The saturation coverage of the anniversary of the Jan. 6 insurrection and of Donald Trump’s attempt to bully his way into a reversal of his loss in the 2020 presidential election has felt dispiriting. More than 70 percent of Republican voters say that they believe Mr. Trump’s false claim of a stolen election, and 59 percent say that accepting the Big Lie is an important part of what it means to be a Republican today.
As we all know, the hyperpolarized, social media-driven information environment makes it virtually impossible to persuade those voters that the 2020 election was fairly run. Those who believe the last election was stolen will be more likely to accept a stolen election for their side next time. They are more willing to see violence as a means of resolving election disputes. Political operatives are laying the groundwork for future election sabotage and the federal government has done precious little to minimize the risk.
Many people who are not dispirited by such findings are uninterested. Exhausted by four years of the Trump presidency and a lingering pandemic, some Americans appear to have responded to the risks to our democracy by simply tuning out the news and hoping that things will just work out politically by 2024.
We must not succumb to despair or indifference. It won’t be easy, but there is a path forward if we begin acting now, together, to shore up our fragile election ecosystem.

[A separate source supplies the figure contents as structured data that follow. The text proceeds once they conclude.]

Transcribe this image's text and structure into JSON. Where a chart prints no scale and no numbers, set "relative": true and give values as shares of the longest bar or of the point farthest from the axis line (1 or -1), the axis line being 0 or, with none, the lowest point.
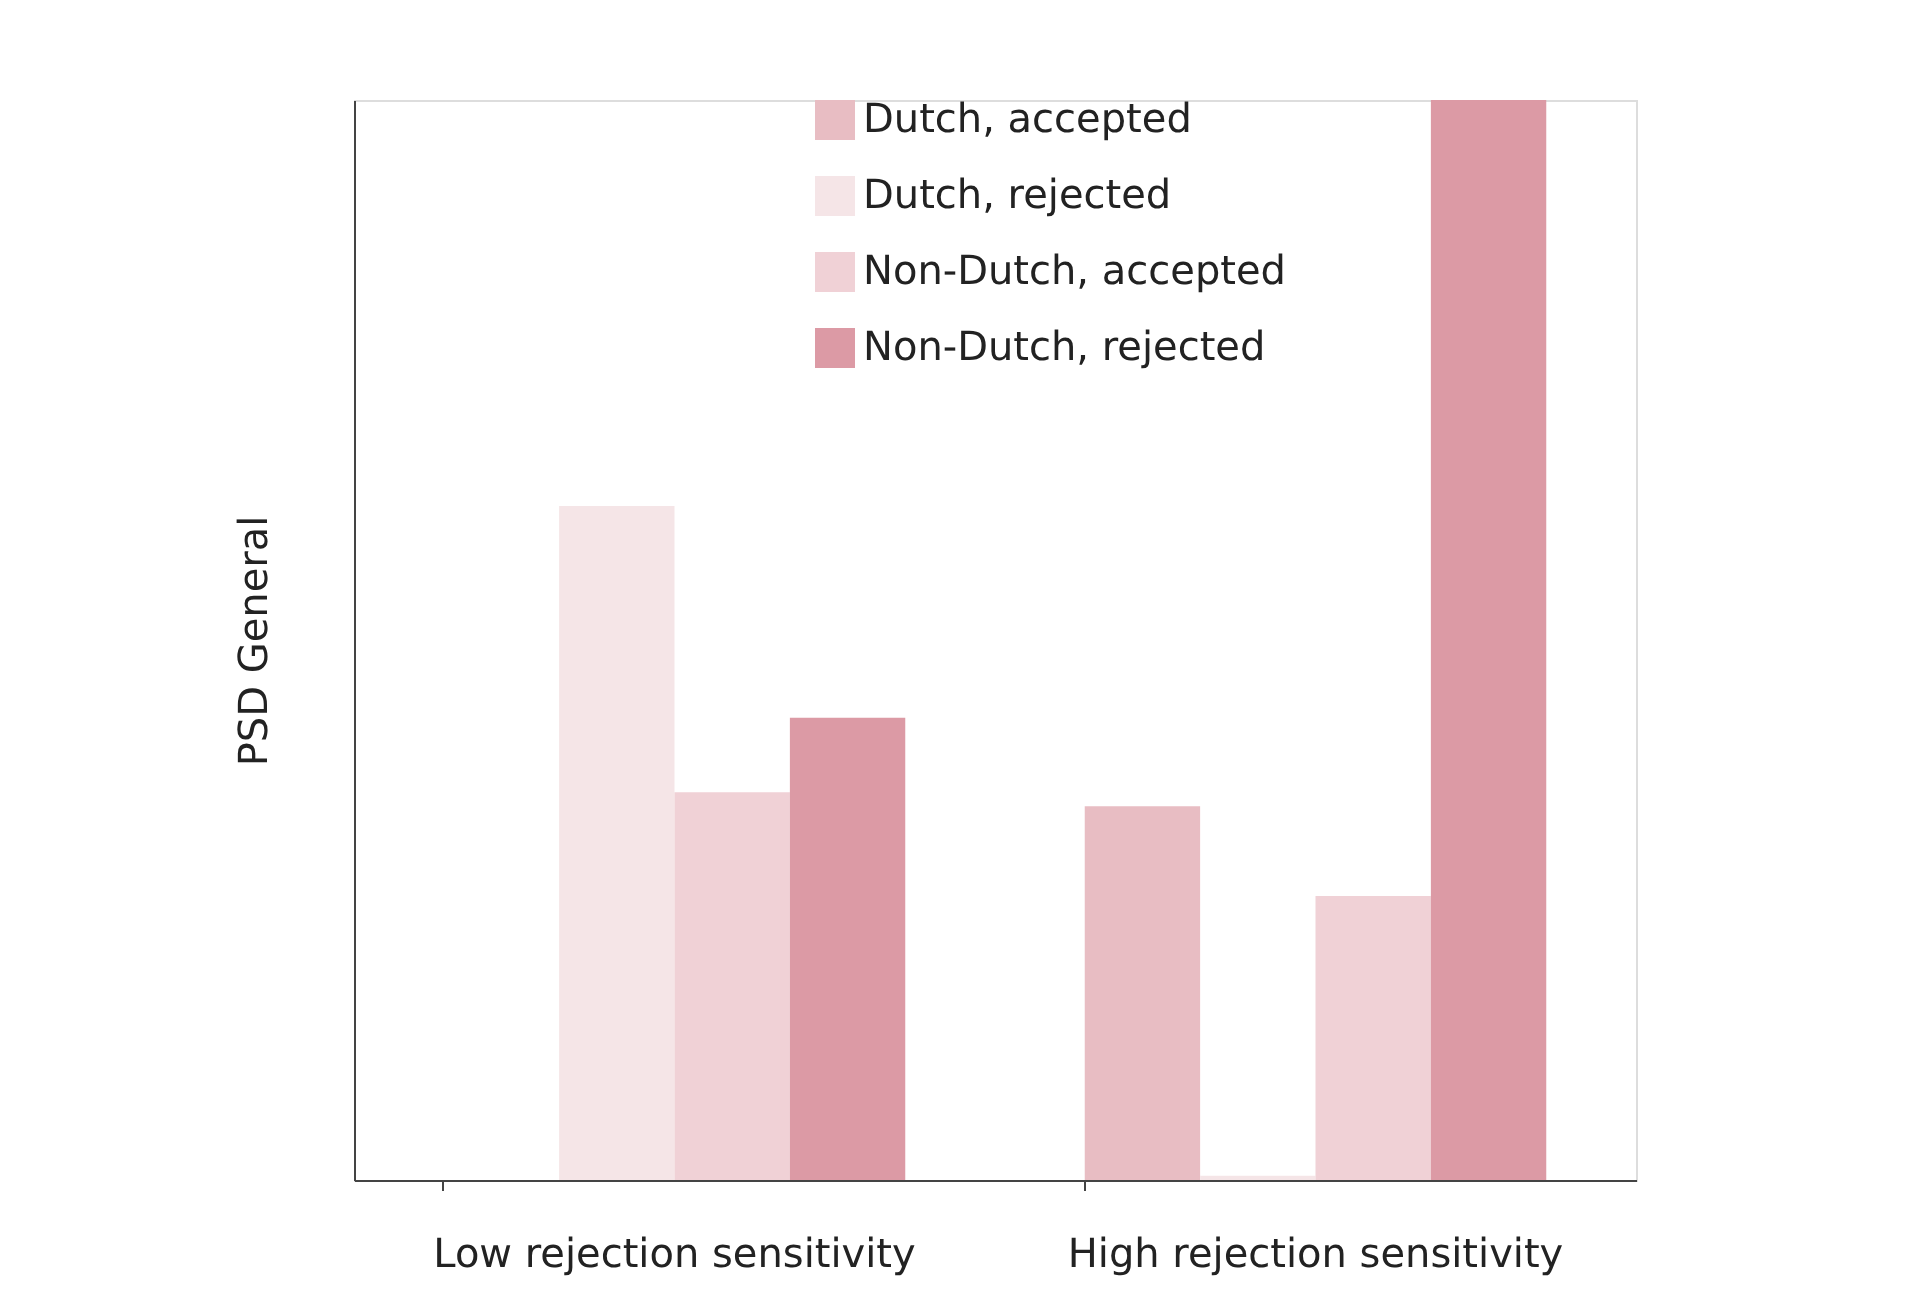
{
  "chart_data": {
    "type": "bar",
    "relative": true,
    "ylabel": "PSD General",
    "categories": [
      "Low rejection sensitivity",
      "High rejection sensitivity"
    ],
    "series": [
      {
        "name": "Dutch, accepted",
        "color": "#e8bdc3",
        "values": [
          0,
          0.346
        ]
      },
      {
        "name": "Dutch, rejected",
        "color": "#f5e5e7",
        "values": [
          0.624,
          0.004
        ]
      },
      {
        "name": "Non-Dutch, accepted",
        "color": "#f0d1d6",
        "values": [
          0.359,
          0.263
        ]
      },
      {
        "name": "Non-Dutch, rejected",
        "color": "#dc9aa5",
        "values": [
          0.428,
          1
        ]
      }
    ],
    "legend": "top",
    "grid": false
  }
}
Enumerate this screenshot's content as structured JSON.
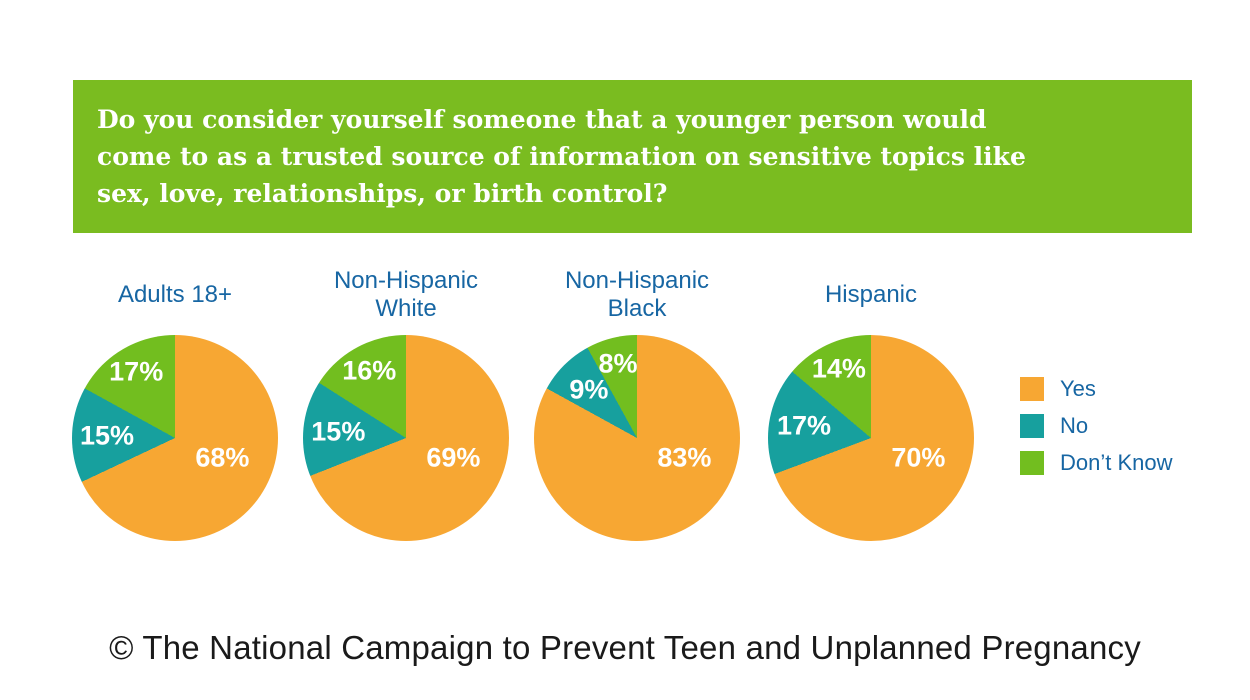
{
  "banner": {
    "bg_color": "#7abc20",
    "question_lines": [
      "Do you consider yourself someone that a younger person would",
      "come to as a trusted source of information on sensitive topics like",
      "sex, love, relationships, or birth control?"
    ]
  },
  "chart_data": {
    "type": "pie",
    "unit": "percent",
    "categories": [
      "Yes",
      "No",
      "Don’t Know"
    ],
    "series_colors": [
      "#f7a733",
      "#17a09e",
      "#72be1f"
    ],
    "slice_label_color": "#ffffff",
    "title_color": "#1766a3",
    "start_angle": "top",
    "direction": "clockwise",
    "legend_position": "right",
    "pies": [
      {
        "title": "Adults 18+",
        "values": [
          68,
          15,
          17
        ]
      },
      {
        "title": "Non-Hispanic White",
        "values": [
          69,
          15,
          16
        ]
      },
      {
        "title": "Non-Hispanic Black",
        "values": [
          83,
          9,
          8
        ]
      },
      {
        "title": "Hispanic",
        "values": [
          70,
          17,
          14
        ]
      }
    ],
    "legend": [
      "Yes",
      "No",
      "Don’t Know"
    ]
  },
  "footer": {
    "text": "© The National Campaign to Prevent Teen and Unplanned Pregnancy"
  }
}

Let’s begin by reviewing some of the key problems. Those who administer elections have faced threats of violence and harassment. One in four election administrators say that they plan to retire before 2024. Republican election and elected officials who stood up to Mr. Trump’s attempt to rig the 2020 vote count, like Georgia’s Secretary of State, Brad Raffensperger, who refused Mr. Trump’s entreaties to “find” 11,780 votes to flip the election to him, are being pushed out or challenged for their jobs in primaries by people embracing Mr. Trump’s false claims, like Representative Jody Hice.
The new Republicans running elections or certifying or counting votes may have more allegiance to Mr. Trump or his successor in 2024 than to a fair vote count, creating conditions for Democrats to join Republicans in believing the election system is rigged. If Mr. Hice is Georgia’s Secretary of State in 2024 and declares Mr. Trump the winner of the 2024 election after having embraced the lie that Mr. Trump won Georgia in 2020, which Democrats will accept that result?